Bayesian Inference of Multiple Ising Models for Heterogeneous Public Opinion Survey Networks

In public opinion studies, the relationships between opinions on different topics are likely to shift based on the characteristics of the respondents. Thus, understanding the complexities of public opinion requires methods that can account for the heterogeneity in responses across different groups. Multiple graphs are used to study how external factors-such as time spent online or generational differences-shape the joint dependence relationships between opinions on various topics. Specifically, we propose a class of multiple Ising models where a set of graphs across different groups are able to capture these variations and to model the heterogeneity induced in a set of binary variables by external factors. The proposed Bayesian methodology is based on a Markov Random Field prior for the multiple graph setting. Such prior enables the borrowing of strength across the different groups to encourage common edges when supported by the data.
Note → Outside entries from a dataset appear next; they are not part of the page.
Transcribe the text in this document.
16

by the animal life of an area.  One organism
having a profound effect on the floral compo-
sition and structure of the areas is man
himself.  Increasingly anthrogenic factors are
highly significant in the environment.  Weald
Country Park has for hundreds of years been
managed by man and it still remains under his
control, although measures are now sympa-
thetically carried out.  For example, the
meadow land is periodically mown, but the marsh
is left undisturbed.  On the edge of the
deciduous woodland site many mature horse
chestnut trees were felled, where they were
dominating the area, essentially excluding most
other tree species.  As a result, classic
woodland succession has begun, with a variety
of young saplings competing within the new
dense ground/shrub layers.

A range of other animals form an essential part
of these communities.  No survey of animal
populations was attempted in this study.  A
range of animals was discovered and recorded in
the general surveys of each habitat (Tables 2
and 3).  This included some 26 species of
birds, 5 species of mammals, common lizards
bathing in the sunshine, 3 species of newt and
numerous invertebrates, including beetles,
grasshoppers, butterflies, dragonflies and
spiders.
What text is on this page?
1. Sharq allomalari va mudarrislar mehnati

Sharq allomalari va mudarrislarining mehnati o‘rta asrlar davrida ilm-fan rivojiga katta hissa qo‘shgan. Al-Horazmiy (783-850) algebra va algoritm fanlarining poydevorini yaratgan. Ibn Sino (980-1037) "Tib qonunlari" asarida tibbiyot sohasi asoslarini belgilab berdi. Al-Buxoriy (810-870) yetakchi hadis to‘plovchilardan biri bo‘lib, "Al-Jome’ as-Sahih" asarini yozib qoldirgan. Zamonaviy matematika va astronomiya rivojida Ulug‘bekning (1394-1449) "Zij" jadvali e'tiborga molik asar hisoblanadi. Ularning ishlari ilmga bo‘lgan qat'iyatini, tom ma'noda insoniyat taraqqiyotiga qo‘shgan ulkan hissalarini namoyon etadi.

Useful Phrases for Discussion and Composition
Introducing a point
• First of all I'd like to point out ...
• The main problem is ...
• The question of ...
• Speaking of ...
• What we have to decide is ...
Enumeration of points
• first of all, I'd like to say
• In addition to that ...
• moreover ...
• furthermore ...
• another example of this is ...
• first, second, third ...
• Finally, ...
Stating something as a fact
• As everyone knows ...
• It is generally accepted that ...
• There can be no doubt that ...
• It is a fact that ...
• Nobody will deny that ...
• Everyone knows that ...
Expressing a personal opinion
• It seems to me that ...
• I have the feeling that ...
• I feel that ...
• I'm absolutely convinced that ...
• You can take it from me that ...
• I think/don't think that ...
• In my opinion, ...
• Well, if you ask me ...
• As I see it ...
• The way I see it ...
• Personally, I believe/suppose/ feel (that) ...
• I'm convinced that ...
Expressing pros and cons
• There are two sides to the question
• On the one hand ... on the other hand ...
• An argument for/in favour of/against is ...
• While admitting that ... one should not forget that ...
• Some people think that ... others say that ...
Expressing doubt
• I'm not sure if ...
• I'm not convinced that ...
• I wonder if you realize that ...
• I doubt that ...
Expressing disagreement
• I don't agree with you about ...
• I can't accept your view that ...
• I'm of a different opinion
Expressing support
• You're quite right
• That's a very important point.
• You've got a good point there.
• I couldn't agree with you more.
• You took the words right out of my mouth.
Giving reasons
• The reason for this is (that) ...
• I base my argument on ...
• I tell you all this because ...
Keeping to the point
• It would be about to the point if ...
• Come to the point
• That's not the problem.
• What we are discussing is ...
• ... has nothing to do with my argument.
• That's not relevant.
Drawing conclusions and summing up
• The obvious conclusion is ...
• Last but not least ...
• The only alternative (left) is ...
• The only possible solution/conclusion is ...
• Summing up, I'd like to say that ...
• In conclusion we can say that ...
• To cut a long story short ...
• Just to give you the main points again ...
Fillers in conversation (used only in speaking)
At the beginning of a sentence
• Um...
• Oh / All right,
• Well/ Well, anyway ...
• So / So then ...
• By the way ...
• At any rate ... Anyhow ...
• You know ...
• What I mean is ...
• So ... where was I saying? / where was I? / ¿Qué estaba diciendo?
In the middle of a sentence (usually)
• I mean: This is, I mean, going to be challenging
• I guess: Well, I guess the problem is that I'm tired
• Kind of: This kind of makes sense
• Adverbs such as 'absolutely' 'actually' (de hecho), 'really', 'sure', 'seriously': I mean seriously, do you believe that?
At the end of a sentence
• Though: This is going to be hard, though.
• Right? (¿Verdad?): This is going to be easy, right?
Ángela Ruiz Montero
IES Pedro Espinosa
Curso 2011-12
Sparse inducing spike-and-slab priors are employed on the parameters that measure graph similarities to learn which subgroups have a shared graph structure. Two Bayesian approaches are developed for the inference of multiple Ising models with a special focus on model selection: (i) a Fully Bayesian method for low-dimensional graphs based on conjugate priors specified with respect to the exact likelihood, and (ii) an Approximate Bayesian method based on a quasi-likelihood approach for high-dimensional graphs where the normalization constant required in the exact method is computationally intractable. These methods are employed for the analysis of data from two public opinion studies in US. The obtained results display a good trade-off between identifying significant edges (both shared and group-specific) and having sparse networks, all while quantifying the uncertainty of the graph structure and the graphs' similarity.